In cooccurrence for the case of B'A the real-world dimensionality of the
matrices can be compatible even though the data read in from tuples would leave
some rows or columns blankāno non-zero elements. At least this is what I
suspect trying to run cooccurrence on the epinions data (ratings_data.txt,
trust_data.txt)
I get:
Exception in thread "main" java.lang.AssertionError: assertion failed:
Incompatible operand geometry
at scala.Predef$.assert(Predef.scala:179)

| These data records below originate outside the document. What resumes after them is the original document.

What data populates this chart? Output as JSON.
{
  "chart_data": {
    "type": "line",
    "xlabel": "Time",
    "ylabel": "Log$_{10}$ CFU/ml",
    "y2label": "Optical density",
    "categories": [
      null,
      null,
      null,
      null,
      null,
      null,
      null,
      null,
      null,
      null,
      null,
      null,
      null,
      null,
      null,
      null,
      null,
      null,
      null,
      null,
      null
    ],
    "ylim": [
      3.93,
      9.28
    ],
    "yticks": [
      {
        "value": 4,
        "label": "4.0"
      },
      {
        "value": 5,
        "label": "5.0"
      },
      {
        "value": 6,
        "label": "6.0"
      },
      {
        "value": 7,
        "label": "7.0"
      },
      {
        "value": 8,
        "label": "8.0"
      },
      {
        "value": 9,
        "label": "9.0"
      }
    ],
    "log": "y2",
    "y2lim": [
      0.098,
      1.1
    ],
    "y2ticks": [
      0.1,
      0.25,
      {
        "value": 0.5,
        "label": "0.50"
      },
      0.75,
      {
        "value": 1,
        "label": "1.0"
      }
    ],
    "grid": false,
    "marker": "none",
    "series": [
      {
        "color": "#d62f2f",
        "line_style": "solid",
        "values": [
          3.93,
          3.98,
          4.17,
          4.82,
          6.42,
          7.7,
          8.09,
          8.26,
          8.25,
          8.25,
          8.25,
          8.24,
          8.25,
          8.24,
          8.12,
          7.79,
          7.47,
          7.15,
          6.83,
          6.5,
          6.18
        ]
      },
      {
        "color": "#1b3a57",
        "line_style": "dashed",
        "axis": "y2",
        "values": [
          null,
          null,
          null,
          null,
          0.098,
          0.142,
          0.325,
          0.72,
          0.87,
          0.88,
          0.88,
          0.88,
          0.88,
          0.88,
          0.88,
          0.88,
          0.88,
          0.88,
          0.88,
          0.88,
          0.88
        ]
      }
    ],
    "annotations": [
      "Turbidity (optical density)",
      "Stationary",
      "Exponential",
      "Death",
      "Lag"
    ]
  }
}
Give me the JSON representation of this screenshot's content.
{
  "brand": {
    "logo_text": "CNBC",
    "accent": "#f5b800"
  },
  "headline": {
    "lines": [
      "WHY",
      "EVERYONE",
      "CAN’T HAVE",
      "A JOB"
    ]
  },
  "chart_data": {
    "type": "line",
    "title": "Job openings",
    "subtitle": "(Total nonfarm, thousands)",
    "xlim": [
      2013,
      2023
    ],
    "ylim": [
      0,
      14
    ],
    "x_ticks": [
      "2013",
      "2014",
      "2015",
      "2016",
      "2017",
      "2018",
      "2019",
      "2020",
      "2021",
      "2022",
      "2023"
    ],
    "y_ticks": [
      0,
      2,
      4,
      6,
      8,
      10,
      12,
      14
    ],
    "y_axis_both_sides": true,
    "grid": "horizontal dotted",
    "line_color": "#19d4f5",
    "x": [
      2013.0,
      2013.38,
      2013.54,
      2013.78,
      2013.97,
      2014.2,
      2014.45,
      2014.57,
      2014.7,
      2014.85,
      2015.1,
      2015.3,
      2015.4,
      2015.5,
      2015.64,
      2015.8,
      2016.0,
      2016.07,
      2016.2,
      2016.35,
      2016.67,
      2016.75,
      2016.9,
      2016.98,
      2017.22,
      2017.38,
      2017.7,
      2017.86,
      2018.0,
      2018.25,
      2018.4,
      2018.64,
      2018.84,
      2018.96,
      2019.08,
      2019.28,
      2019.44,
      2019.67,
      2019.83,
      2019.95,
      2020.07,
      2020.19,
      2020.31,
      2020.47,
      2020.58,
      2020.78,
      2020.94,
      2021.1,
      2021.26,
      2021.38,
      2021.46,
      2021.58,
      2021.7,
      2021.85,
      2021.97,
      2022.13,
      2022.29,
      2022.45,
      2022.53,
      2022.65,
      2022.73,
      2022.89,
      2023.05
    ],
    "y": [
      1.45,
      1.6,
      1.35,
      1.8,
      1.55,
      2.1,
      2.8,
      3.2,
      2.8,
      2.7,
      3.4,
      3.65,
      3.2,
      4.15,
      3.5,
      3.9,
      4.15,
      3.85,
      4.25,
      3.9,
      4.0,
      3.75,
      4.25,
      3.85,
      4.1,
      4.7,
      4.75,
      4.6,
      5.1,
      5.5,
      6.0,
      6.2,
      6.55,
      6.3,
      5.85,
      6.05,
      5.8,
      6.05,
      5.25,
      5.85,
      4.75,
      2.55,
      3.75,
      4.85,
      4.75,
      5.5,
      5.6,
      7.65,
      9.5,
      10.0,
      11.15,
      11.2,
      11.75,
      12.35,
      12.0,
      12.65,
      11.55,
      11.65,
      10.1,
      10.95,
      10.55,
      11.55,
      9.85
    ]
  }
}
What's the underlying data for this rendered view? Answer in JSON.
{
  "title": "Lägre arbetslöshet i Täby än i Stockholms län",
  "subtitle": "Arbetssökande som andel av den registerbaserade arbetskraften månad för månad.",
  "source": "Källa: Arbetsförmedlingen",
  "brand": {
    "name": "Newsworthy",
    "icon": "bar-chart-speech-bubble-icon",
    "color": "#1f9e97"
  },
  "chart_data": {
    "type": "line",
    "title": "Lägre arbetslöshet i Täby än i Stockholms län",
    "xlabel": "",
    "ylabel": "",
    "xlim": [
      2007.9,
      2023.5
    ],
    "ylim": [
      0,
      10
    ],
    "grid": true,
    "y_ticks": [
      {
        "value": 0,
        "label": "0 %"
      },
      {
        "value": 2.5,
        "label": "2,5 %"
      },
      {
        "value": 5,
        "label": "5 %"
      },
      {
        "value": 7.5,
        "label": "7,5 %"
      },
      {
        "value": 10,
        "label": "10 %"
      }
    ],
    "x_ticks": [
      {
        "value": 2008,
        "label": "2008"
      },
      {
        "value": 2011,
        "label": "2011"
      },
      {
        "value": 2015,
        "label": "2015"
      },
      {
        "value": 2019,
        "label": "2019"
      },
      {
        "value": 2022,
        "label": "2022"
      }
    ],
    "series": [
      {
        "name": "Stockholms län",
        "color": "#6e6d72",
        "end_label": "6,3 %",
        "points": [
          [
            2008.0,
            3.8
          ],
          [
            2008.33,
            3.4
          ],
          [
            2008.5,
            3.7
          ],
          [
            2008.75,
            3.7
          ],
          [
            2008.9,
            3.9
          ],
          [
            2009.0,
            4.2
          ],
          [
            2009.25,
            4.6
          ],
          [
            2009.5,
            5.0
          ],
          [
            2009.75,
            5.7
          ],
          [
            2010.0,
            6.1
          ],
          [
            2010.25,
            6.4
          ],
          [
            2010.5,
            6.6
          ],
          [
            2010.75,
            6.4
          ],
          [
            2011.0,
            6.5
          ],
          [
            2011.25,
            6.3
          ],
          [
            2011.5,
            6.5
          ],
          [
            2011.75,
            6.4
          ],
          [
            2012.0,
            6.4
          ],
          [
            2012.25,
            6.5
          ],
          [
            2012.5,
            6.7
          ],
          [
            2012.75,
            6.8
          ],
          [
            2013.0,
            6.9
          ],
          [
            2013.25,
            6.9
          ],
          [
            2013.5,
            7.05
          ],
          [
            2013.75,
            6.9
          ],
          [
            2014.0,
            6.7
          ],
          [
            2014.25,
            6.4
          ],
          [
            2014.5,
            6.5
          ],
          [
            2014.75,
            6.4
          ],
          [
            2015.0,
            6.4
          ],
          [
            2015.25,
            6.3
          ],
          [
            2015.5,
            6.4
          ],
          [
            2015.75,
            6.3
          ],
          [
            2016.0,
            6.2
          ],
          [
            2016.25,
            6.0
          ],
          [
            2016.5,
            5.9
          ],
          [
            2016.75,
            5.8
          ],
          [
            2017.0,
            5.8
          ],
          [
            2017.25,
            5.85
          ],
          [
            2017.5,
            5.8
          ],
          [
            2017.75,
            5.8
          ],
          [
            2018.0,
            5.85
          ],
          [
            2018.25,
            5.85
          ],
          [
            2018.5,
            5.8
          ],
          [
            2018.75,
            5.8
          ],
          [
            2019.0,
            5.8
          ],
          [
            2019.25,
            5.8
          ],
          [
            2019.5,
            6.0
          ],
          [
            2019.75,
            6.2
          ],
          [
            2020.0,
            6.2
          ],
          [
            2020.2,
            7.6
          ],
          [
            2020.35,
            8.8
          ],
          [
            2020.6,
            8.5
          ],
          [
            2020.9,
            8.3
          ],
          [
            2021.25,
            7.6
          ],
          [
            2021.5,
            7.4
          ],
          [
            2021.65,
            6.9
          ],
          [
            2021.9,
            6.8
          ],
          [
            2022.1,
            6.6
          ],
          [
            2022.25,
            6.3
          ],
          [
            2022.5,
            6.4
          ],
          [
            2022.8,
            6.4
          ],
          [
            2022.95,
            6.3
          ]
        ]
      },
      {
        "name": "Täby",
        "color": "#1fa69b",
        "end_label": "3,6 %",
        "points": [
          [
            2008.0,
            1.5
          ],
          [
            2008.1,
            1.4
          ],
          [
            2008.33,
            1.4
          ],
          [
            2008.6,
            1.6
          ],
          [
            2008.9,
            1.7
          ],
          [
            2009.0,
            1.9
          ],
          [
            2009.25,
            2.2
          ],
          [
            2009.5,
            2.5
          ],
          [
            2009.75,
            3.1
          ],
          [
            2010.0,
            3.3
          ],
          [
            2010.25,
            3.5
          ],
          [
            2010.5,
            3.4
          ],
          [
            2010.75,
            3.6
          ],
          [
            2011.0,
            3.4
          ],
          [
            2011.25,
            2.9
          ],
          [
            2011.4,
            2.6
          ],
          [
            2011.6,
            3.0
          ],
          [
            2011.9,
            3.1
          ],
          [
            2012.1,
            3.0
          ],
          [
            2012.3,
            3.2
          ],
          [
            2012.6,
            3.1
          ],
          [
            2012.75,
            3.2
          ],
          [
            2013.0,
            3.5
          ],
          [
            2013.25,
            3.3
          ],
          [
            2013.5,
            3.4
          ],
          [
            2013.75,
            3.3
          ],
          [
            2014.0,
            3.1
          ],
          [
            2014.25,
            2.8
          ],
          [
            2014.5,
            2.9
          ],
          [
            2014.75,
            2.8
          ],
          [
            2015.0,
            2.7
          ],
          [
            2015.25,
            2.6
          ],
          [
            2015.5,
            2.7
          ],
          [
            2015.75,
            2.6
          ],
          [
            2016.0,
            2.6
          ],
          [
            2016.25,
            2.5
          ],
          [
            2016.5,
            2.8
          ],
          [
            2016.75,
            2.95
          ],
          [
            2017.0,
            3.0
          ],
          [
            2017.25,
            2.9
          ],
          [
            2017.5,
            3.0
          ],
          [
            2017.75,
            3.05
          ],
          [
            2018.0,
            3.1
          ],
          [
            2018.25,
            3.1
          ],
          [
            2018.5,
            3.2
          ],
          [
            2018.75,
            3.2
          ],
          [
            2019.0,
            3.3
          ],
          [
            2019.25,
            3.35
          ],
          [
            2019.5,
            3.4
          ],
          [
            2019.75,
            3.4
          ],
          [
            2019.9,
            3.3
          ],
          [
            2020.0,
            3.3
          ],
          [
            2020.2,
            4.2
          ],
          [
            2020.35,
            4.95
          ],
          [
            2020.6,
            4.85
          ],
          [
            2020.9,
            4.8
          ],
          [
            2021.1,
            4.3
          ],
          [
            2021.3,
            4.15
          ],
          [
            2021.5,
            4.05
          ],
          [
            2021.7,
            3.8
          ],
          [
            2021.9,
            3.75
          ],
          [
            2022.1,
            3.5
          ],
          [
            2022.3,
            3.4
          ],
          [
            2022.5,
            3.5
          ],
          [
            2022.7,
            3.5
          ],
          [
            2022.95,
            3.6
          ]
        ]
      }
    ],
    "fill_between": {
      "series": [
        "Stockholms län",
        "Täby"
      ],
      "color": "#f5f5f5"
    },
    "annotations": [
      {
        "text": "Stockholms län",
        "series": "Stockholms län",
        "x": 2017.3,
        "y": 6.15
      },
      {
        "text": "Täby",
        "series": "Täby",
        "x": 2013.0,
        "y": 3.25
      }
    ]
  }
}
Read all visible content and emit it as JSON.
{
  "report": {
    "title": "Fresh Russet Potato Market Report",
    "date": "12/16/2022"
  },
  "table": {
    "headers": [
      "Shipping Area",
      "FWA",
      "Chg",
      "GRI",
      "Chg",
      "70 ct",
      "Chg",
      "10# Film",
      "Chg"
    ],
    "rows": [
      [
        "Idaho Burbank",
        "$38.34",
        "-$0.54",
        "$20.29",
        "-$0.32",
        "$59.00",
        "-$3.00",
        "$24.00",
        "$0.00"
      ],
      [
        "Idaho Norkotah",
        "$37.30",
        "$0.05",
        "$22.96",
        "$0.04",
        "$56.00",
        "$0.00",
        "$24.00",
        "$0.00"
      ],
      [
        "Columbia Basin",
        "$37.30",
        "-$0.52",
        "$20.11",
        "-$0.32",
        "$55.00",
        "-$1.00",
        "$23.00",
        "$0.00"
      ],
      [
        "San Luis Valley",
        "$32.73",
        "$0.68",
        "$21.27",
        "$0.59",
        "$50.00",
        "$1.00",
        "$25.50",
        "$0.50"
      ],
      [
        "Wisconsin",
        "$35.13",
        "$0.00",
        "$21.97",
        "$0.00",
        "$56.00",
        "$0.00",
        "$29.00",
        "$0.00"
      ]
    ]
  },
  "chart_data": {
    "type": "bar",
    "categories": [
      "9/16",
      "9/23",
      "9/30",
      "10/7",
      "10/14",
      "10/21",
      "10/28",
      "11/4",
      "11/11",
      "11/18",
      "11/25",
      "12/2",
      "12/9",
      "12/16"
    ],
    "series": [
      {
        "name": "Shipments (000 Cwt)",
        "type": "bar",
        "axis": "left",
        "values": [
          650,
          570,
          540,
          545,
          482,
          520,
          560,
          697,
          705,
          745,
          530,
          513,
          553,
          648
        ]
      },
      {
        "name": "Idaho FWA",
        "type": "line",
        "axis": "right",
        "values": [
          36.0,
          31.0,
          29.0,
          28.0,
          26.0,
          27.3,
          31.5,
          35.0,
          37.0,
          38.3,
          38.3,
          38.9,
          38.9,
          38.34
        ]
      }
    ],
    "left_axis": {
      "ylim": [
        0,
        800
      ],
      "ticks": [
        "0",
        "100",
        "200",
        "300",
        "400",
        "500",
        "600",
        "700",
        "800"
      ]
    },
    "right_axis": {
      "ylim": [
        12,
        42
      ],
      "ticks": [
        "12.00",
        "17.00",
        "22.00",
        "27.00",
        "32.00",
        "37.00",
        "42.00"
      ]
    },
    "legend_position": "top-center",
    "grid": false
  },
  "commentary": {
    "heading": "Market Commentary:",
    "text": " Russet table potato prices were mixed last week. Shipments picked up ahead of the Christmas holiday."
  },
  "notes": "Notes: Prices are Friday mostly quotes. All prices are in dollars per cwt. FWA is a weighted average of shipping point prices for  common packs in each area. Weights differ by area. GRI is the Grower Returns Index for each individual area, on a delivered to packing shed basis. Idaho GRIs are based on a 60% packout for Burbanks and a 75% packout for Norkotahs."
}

at org.apache.mahout.math.drm.logical.OpAB.<init>(OpAB.scala:29)
...
from
val drmBtA = drmB.t %*% drmA
Regardless of what is causing this problem there _will_ be cases where the
auto-calculated dimensions of A and B (calculated from the non-blank rows when
the DRM is read in from a text file) are not compatible but the data actually
is. This is the case where the union of all userIDs is greater than the number
of user IDs in one or both of the DRMs.
To do this correctly for all cases the row IDs for all unique row keys would
have to be created across all drms for cooccurrence. This implies using a
single Map for the row space of all drms read in with a single incrementing
integer for the DRM row key. The length of this Map would be the row dimension
for all DRMs. After the row dimension is calculated the Map could be thrown
away since only columns (input items) need to have application specific IDs
applied at output.
Does this sound like the right way to handle this case? Will the drmB.t %*%
drmA do the right thing for non-existent rows/columns, which I think means to
treat a non-existent vector as if it were all 0s. I believe this worked in the
hadoop version.